Books
Shida Bazyar (translated by Ruth Martin)
The Nights Are Quiet in Tehran
“These are strange times, my dear, they smell your breath to see if you have spoken of love.” In Shida Bazyar’s The Nights Are Quiet in Tehran, an old Iranian woman recites verses of Persian poetry as she feeds forbidden books to a growing flame.
Years later, this small act of resistance lingers in her daughter-in-law Nahid’s mind as she pieces together a new life in West Germany. It’s among other memories she revisits before she rises to take care of her two children. How the past haunts and informs the present is Bazyar’s calm focus as she traces the lives of one family through four decades of change and revolutions in Iran and Germany.
In four sections spanning from 1979 to 2009, the novel moves through brief periods of four lives: the hopes of Behsad, a revolutionary fighter; the fears of Nahid, a new immigrant mother; the anxieties of Laleh, an exiled daughter on a visit to a distant homeland; and the numbness of Mo, a son torn up inside by his parents’ grief and longing to return home.
In Iran 1979, Behsad is devoted to the communist cause, smuggling flyers and fighting alongside comrades. In West Germany 1989, Nahid despairs at the way words lose their beauty when translated from Farsi to German. In 1999, Laleh is uncomfortable in her budding body on a brief trip back to Tehran, where the days are raucous and dusty and the nights are quiet. In 2009, Mo watches a new revolution unfold in his parents’ homeland from his laptop screen. As each section is in its own distinct voice and carefully attuned to the zeitgeist of the passing decades, there is a sense they were plucked from four broader, richer novels. Together, they give a touching portrait of how the sweep of history shapes one family.

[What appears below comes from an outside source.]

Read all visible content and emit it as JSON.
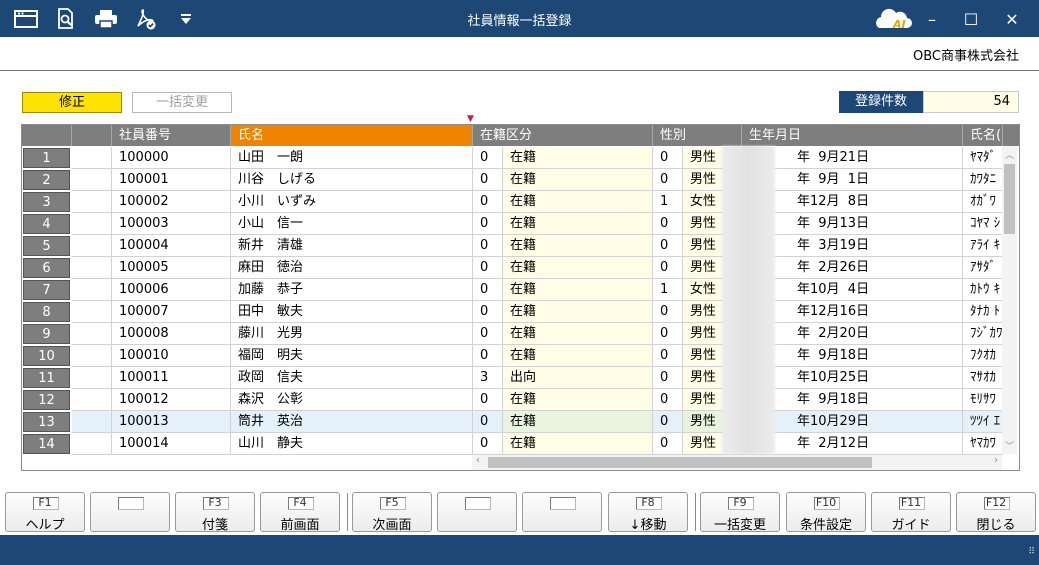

In Ruth Martin’s lilting translation of the German novel, Bazyar’s lyrical sentences exude a deep sensitivity to the “permanent pain” of the relentless yearning for home. Infused with the small, painful details of the dislocated immigrant existence, Bazyar’s stories strike at the aching heart of exile. A pulsing longing for a better future lingers from its first page to its last.
A quietly beautiful exploration of the trauma of losing one’s homeland to a savage regime, the novel is testament to how hope and the revolutionary spirit endure in the face of crushing tyranny, how courage cannot be fully stamped out. It lies dormant, awaiting a time when it can again ignite new acts of bravery, new waves of revolution.